[Ed. – Just to clarify, you and an IRS employee are not equal before the law.]
Powerful committees in both chambers of Congress now want answers to questions surrounding Christine O’Donnell’s personal tax records and whether the Delaware Republican’s private information was illegally accessed and ultimately used in an effort to derail her 2010 U.S. Senate bid. …
Congressional hearings, however, may be unlikely. Ways and Means sources and outside legal analysts say the IRS tax code prevents the disclosure of any information related to cases like Ms. O’Donnell‘s.
Even Ms.
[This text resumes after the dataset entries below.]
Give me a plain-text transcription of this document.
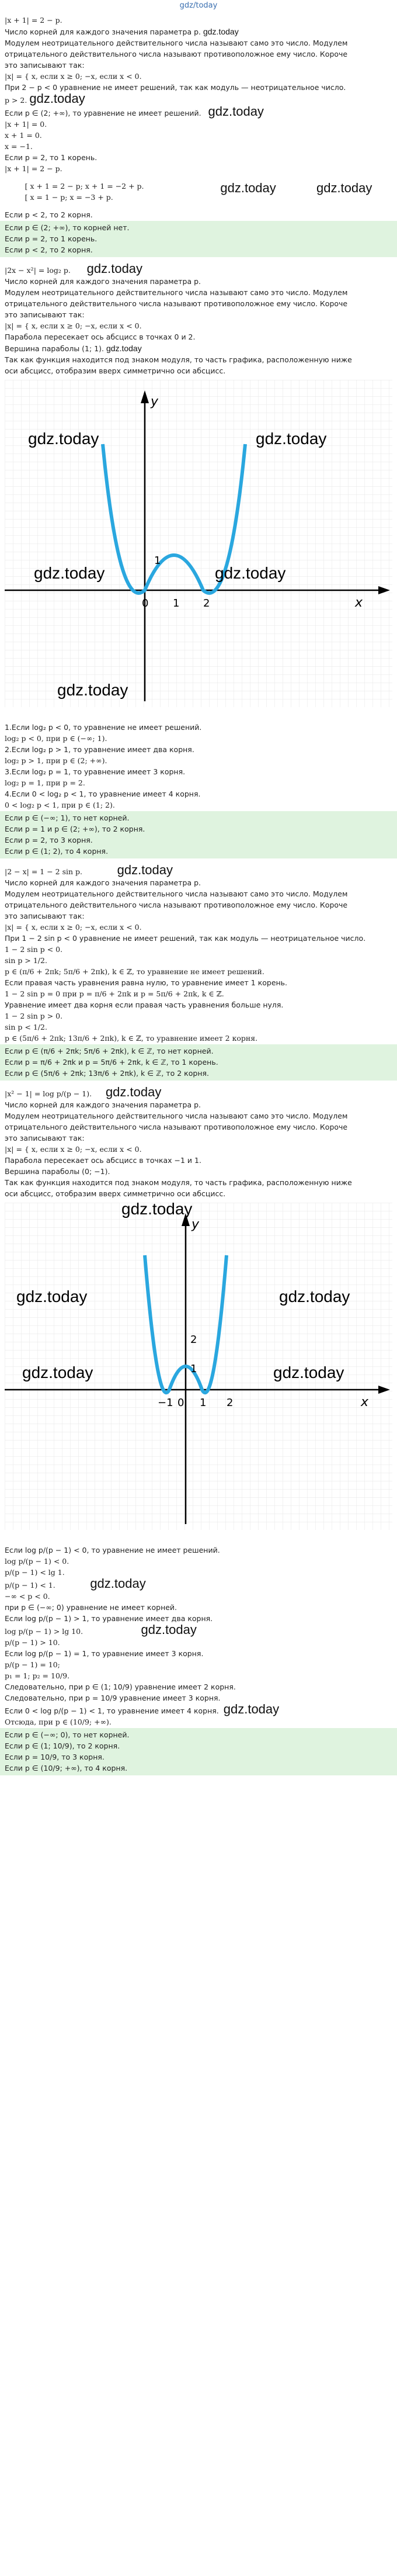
gdz/today
|x + 1| = 2 − p.
Число корней для каждого значения параметра p. gdz.today
Модулем неотрицательного действительного числа называют само это число. Модулем
отрицательного действительного числа называют противоположное ему число. Короче
это записывают так:
|x| = { x, если x ≥ 0; −x, если x < 0.
При 2 − p < 0 уравнение не имеет решений, так как модуль — неотрицательное число.
p > 2. gdz.today
Если p ∈ (2; +∞), то уравнение не имеет решений. gdz.today
|x + 1| = 0.
x + 1 = 0.
x = −1.
Если p = 2, то 1 корень.
|x + 1| = 2 − p.
[ x + 1 = 2 − p; x + 1 = −2 + p.
[ x = 1 − p; x = −3 + p.
gdz.today	gdz.today
Если p < 2, то 2 корня.
Если p ∈ (2; +∞), то корней нет.
Если p = 2, то 1 корень.
Если p < 2, то 2 корня.
|2x − x²| = log₂ p. gdz.today
Число корней для каждого значения параметра p.
Модулем неотрицательного действительного числа называют само это число. Модулем
отрицательного действительного числа называют противоположное ему число. Короче
это записывают так:
|x| = { x, если x ≥ 0; −x, если x < 0.
Парабола пересекает ось абсцисс в точках 0 и 2.
Вершина параболы (1; 1). gdz.today
Так как функция находится под знаком модуля, то часть графика, расположенную ниже
оси абсцисс, отобразим вверх симметрично оси абсцисс.
0 1 2
1
x
y
gdz.today
gdz.today	gdz.today
gdz.today
gdz.today
1.Если log₂ p < 0, то уравнение не имеет решений.
log₂ p < 0, при p ∈ (−∞; 1).
2.Если log₂ p > 1, то уравнение имеет два корня.
log₂ p > 1, при p ∈ (2; +∞).
3.Если log₂ p = 1, то уравнение имеет 3 корня.
log₂ p = 1, при p = 2.
4.Если 0 < log₂ p < 1, то уравнение имеет 4 корня.
0 < log₂ p < 1, при p ∈ (1; 2).
Если p ∈ (−∞; 1), то нет корней.
Если p = 1 и p ∈ (2; +∞), то 2 корня.
Если p = 2, то 3 корня.
Если p ∈ (1; 2), то 4 корня.
|2 − x| = 1 − 2 sin p.	gdz.today
Число корней для каждого значения параметра p.
Модулем неотрицательного действительного числа называют само это число. Модулем
отрицательного действительного числа называют противоположное ему число. Короче
это записывают так:
|x| = { x, если x ≥ 0; −x, если x < 0.
При 1 − 2 sin p < 0 уравнение не имеет решений, так как модуль — неотрицательное число.
1 − 2 sin p < 0.
sin p > 1/2.
p ∈ (π/6 + 2πk; 5π/6 + 2πk), k ∈ ℤ, то уравнение не имеет решений.
Если правая часть уравнения равна нулю, то уравнение имеет 1 корень.
1 − 2 sin p = 0 при p = π/6 + 2πk и p = 5π/6 + 2πk, k ∈ ℤ.
Уравнение имеет два корня если правая часть уравнения больше нуля.
1 − 2 sin p > 0.
sin p < 1/2.
p ∈ (5π/6 + 2πk; 13π/6 + 2πk), k ∈ ℤ, то уравнение имеет 2 корня.
Если p ∈ (π/6 + 2πk; 5π/6 + 2πk), k ∈ ℤ, то нет корней.
Если p = π/6 + 2πk и p = 5π/6 + 2πk, k ∈ ℤ, то 1 корень.
Если p ∈ (5π/6 + 2πk; 13π/6 + 2πk), k ∈ ℤ, то 2 корня.
|x² − 1| = log p/(p − 1). gdz.today
Число корней для каждого значения параметра p.
Модулем неотрицательного действительного числа называют само это число. Модулем
отрицательного действительного числа называют противоположное ему число. Короче
это записывают так:
|x| = { x, если x ≥ 0; −x, если x < 0.
Парабола пересекает ось абсцисс в точках −1 и 1.
Вершина параболы (0; −1).
Так как функция находится под знаком модуля, то часть графика, расположенную ниже
оси абсцисс, отобразим вверх симметрично оси абсцисс.
−1 0 1 2
1
2
x
y
gdz.today
gdz.today	gdz.today
gdz.today	gdz.today
Если log p/(p − 1) < 0, то уравнение не имеет решений.
log p/(p − 1) < 0.
p/(p − 1) < lg 1.
p/(p − 1) < 1.	gdz.today
−∞ < p < 0.
при p ∈ (−∞; 0) уравнение не имеет корней.
Если log p/(p − 1) > 1, то уравнение имеет два корня.
log p/(p − 1) > lg 10.	gdz.today
p/(p − 1) > 10.
Если log p/(p − 1) = 1, то уравнение имеет 3 корня.
p/(p − 1) = 10;
p₁ = 1; p₂ = 10/9.
Следовательно, при p ∈ (1; 10/9) уравнение имеет 2 корня.
Следовательно, при p = 10/9 уравнение имеет 3 корня.
Если 0 < log p/(p − 1) < 1, то уравнение имеет 4 корня. gdz.today
Отсюда, при p ∈ (10/9; +∞).
Если p ∈ (−∞; 0), то нет корней.
Если p ∈ (1; 10/9), то 2 корня.
Если p = 10/9, то 3 корня.
Если p ∈ (10/9; +∞), то 4 корня.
O’Donnell herself will not be briefed on what either congressional committee discovers, as the federal government asserts that tax law goes so far as to shield its own employees from being exposed publicly if they are engaged in willful targeting or other wrongdoing.
Only the chairmen of the investigating committees — Rep. Dave Camp, the Michigan Republican who heads Ways and Means, and Sen. Max Baucus, the outgoing Montana Democrat who heads the Senate finance panel — can learn exactly what happened in a case such as Ms. O’Donnell‘s.
By law, they are unable to reveal what they discover.
“The IRS takes a position that they don’t have to tell you the wrongdoing by their own agency and employees because of the protections that are supposed to be afforded to the taxpayer are then reversed and afforded to the IRS employee. This is a big problem. This agency is a big problem,” said Cleta Mitchell, a Washington lawyer who has sued the IRS on behalf of the National Organization for Marriage and has worked with tea party groups who claim they were singled out by the government.